Right: A model presents a bikini collection during a fashion show at a ski resort in Lebanon. This has been the warmest winter since records began.

Many have spent the winter complaining about a lack of snow and marvelling at the warm temperatures. With good reason. Turns out, this was the warmest winter on record.
The unusually warm winter which is now coming to an end caused headlines in Germany, with ski resorts suffering from lack of snow and animals unable to hibernate. Now it turns out that this winter was the warmest on record, according to the American government agency that tracks weather.

The combined global land and surface ocean temperature in the months from December until February was at its highest since records began in 1880, the National Oceanic and Atmospheric Administration (NOAA) reported Thursday. The report comes just weeks after the United Nations' Intergovernmental Panel on Climate Change (IPCC) report which brought climate change to the top of the political agenda, and is likely to be seen as further evidence for global warming.

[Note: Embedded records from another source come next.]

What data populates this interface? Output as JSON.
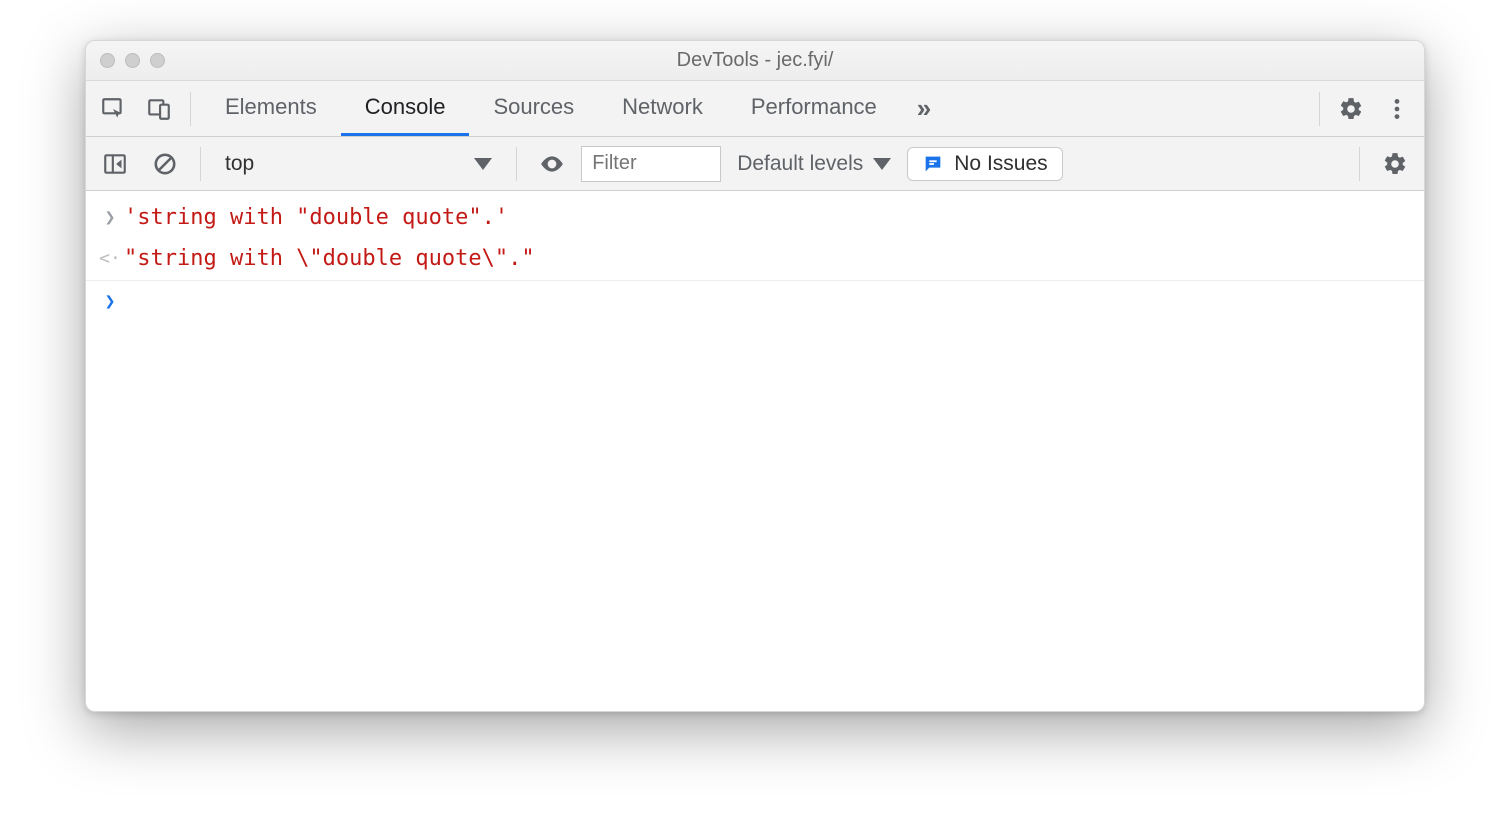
{
  "window": {
    "title": "DevTools - jec.fyi/"
  },
  "tabs": {
    "items": [
      "Elements",
      "Console",
      "Sources",
      "Network",
      "Performance"
    ],
    "active_index": 1,
    "overflow_glyph": "»"
  },
  "toolbar": {
    "context": "top",
    "filter_placeholder": "Filter",
    "levels_label": "Default levels",
    "issues_label": "No Issues"
  },
  "console": {
    "lines": [
      {
        "kind": "input",
        "text": "'string with \"double quote\".'"
      },
      {
        "kind": "output",
        "text": "\"string with \\\"double quote\\\".\""
      }
    ]
  }
}
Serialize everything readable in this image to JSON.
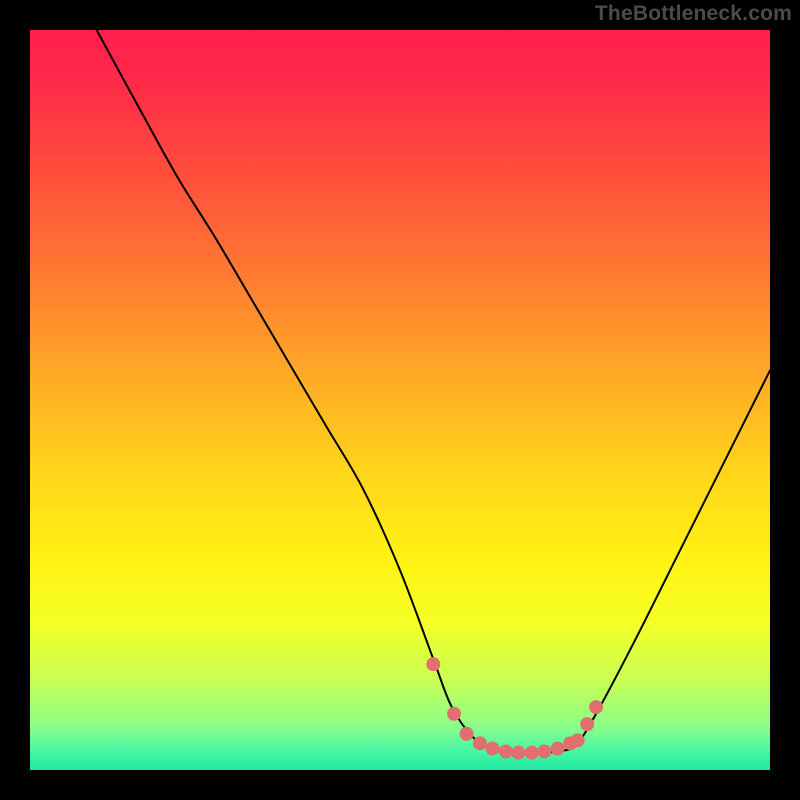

Record temperatures in January helped push up the combined winter temperature, the agency reported. "Contributing factors were the long-term trend toward warmer temperatures as well as a moderate El Niño in the Pacific," Jay Lawrimore from the NOAA's National Climatic Data Center told the news agency Reuters. The climatic phenomenon known as El Niño is a periodic warming of the tropical Pacific Ocean.

The researchers cautioned against over-interpreting the new report. "We don't say this winter is evidence of the influence of greenhouse gases," Lawrimore said. However he added that research by his and other institutes as part of the IPCC supported the conclusion that "the warming trend is due in part to rises in greenhouse gas emissions."

he combined temperature for the December to February period was 0.72 degrees Celsius (1.3 degrees Fahrenheit) above the 20th century mean, the agency reported. The report also said that global temperatures have increased by about 0.06 degrees Celsius (0.11 degrees Fahrenheit) per decade, but that the rate of increase has been three times larger since 1976.

The second warmest winter on record was in 2004, and the third warmest winter was in 1998. The 10 warmest years on record have occurred since 1995.